Suzuki et al. examined the histology and ultrastructure of early infection events and fungal development in the pathosystem Medicago truncatula / D. pinodes . Successful penetration and subsequent growth of infection hyphae were considerably restricted in the resistant ecotype. The oxidative burst reaction leading to the generation of reactive oxygen species is associated with a local host defense response in the resistant ecotype, since no clear H 2 O 2 accumulation was detectable in the susceptible ecotype.
QTL mapping studies in several field pea crosses have resulted in identification of genomic regions associated with ascochyta blight resistance. However, these QTLs cover large regions which may not be effective for marker-assisted selection. Jha et al. fine mapped two of these QTLs using a high density SNP-based genetic linkage map and identified markers in heterogeneous inbred family populations. Resistance to lodging was also associated with these two QTLs. The identified SNP markers will be useful in marker assisted selection for development of field pea cultivars with improved ascochyta blight resistance.
Author Contributions
DR, SF, WC, and JD were guest editors of the RT. The four of them contributed to this editorial.
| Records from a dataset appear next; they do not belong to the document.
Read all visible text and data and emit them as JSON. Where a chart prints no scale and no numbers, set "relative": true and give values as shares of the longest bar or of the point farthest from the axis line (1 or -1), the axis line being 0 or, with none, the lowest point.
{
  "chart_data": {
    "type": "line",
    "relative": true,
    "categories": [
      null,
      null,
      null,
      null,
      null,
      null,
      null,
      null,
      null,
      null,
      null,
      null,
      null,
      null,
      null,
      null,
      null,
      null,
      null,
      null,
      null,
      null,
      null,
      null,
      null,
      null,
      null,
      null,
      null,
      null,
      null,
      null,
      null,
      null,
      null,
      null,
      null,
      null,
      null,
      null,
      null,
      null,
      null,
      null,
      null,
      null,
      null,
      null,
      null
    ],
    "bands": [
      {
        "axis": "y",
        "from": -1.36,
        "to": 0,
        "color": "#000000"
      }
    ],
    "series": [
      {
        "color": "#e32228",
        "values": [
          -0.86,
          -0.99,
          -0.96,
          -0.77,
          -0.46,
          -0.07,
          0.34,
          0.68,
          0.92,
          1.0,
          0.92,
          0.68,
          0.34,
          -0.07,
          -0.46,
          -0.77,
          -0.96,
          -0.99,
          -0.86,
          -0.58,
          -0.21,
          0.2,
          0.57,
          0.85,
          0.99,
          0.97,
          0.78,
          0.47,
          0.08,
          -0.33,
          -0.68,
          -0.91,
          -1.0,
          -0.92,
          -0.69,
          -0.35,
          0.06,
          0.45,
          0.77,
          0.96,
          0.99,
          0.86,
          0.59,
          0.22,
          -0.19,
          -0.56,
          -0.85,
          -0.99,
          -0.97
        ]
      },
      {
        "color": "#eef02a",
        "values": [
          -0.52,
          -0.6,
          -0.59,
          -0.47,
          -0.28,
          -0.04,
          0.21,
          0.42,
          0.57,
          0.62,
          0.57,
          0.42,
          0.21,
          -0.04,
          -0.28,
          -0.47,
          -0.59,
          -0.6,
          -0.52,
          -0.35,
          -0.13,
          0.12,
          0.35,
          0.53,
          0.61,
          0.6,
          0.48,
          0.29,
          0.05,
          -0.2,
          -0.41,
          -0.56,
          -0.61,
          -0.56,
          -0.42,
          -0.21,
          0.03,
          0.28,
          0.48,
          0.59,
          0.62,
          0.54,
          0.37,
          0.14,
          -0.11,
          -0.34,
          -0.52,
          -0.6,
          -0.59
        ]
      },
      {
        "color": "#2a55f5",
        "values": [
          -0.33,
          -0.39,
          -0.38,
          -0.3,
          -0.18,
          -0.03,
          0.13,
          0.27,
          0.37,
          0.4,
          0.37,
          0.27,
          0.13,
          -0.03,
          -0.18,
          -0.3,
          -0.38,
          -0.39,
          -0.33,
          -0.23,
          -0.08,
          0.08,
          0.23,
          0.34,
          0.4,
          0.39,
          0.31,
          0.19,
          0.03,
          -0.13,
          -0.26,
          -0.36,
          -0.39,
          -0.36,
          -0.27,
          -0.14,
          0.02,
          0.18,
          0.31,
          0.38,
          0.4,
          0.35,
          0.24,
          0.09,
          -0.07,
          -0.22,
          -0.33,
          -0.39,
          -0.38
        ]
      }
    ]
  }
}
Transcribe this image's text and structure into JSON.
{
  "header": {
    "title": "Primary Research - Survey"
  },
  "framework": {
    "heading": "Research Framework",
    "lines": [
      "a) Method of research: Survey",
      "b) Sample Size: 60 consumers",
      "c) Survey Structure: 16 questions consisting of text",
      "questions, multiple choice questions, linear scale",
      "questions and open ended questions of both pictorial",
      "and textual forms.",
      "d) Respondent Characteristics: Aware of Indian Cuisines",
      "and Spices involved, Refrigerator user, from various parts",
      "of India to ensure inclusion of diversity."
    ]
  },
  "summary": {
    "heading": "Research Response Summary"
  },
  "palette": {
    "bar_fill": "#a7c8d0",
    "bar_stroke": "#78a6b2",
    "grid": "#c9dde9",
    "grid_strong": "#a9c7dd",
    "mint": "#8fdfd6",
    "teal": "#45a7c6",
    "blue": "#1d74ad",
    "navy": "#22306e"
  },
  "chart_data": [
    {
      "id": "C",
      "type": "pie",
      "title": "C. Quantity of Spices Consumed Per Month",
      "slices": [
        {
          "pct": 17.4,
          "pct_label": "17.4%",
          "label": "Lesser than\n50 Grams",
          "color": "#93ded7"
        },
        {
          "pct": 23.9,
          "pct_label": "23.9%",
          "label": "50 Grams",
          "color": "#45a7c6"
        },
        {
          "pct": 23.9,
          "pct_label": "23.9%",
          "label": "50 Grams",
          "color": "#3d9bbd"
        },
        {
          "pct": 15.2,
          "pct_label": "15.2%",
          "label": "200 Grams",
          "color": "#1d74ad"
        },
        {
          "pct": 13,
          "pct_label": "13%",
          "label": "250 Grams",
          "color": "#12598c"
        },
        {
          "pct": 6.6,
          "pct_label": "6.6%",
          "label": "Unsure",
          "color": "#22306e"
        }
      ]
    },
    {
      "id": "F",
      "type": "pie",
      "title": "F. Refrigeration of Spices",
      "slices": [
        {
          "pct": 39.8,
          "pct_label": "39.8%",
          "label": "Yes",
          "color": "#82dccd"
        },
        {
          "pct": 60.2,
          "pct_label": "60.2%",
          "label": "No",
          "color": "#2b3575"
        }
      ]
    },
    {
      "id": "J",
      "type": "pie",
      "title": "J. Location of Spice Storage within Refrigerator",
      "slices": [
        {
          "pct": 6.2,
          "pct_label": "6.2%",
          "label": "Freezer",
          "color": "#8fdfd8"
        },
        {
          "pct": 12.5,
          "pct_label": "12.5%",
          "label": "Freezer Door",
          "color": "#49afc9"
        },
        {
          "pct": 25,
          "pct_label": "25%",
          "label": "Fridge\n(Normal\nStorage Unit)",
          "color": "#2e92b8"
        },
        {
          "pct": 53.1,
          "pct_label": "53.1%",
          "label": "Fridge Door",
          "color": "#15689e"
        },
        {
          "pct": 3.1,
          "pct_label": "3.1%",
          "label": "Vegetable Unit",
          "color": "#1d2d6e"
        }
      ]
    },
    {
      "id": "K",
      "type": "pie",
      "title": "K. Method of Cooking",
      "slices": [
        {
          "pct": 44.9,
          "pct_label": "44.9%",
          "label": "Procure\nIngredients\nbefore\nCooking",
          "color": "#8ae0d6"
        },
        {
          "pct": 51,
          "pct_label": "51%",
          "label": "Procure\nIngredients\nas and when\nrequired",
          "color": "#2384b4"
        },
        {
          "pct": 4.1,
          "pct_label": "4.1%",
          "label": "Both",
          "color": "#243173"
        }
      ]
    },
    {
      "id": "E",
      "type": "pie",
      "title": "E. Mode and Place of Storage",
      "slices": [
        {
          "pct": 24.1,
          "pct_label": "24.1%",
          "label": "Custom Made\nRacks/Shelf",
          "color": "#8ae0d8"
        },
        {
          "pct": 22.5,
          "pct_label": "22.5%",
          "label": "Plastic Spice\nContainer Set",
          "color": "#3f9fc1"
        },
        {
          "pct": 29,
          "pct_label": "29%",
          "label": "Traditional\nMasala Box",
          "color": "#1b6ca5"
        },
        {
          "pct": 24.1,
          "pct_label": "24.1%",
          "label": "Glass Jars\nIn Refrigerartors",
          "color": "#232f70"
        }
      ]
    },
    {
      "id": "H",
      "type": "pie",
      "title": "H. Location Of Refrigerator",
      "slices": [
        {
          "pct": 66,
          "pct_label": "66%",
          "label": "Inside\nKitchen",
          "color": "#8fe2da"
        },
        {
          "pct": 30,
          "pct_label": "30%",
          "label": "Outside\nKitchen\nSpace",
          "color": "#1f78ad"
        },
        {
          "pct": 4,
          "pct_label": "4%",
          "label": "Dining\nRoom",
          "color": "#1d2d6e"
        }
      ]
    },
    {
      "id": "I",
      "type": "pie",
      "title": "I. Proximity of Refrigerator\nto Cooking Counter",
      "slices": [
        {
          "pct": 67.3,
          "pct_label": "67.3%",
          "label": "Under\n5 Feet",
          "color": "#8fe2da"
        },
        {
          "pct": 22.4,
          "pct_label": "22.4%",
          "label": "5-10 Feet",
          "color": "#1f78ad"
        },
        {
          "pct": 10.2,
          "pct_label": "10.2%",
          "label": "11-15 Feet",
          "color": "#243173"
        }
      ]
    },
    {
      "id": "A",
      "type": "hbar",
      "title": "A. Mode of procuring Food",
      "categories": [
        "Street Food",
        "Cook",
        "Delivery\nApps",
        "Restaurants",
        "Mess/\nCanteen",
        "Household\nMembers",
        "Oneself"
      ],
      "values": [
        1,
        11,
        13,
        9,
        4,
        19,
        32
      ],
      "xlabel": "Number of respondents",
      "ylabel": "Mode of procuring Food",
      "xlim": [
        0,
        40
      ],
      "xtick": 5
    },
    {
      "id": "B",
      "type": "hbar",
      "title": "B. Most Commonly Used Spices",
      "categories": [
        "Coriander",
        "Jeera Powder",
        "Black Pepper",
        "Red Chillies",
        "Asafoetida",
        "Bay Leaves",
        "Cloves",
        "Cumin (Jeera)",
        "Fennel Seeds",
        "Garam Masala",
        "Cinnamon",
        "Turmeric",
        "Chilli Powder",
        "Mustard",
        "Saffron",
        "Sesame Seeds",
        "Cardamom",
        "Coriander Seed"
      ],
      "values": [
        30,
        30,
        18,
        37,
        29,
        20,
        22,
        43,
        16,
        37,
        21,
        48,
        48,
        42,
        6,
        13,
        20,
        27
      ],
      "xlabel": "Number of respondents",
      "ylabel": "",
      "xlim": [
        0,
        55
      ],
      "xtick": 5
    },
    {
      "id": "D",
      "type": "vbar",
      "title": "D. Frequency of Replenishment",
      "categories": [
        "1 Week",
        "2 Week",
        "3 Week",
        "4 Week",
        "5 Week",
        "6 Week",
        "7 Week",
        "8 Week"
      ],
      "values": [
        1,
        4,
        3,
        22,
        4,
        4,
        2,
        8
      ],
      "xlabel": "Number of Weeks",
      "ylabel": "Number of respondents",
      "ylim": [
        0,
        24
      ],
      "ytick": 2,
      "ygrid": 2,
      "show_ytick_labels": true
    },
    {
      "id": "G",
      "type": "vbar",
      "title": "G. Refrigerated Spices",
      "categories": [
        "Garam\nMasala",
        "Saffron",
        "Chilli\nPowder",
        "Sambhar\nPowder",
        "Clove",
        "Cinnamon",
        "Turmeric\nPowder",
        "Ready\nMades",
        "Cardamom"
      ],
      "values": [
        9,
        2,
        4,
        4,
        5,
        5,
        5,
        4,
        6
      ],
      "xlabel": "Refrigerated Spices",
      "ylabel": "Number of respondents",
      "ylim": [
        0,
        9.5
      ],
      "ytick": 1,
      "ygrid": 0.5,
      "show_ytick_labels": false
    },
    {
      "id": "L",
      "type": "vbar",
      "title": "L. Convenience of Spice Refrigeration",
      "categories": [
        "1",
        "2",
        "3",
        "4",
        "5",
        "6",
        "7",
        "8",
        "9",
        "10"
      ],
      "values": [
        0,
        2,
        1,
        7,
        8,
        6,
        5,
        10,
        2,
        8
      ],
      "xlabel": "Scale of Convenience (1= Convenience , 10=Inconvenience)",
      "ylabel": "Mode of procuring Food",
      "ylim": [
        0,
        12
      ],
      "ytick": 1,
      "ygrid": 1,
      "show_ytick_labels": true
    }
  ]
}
Conflict of Interest Statement
The authors declare that the research was conducted in the absence of any commercial or financial relationships that could be construed as a potential conflict of interest.
Acknowledgments
The organizers of the Fourth International Ascochyta Workshop ( http://www. ascochyta2016. aweb. net. au/ ) and of the Second International Legume Society Conference ( http://www. itqb. unl. pt/meetings-and-courses/legumes-for-a-sustainable-world ) are acknowledged as the idea of this Research Topic arose from those conferences. However, the RT was not restricted to presentations made at the conferences but was also open to other relevant quality spontaneous submission.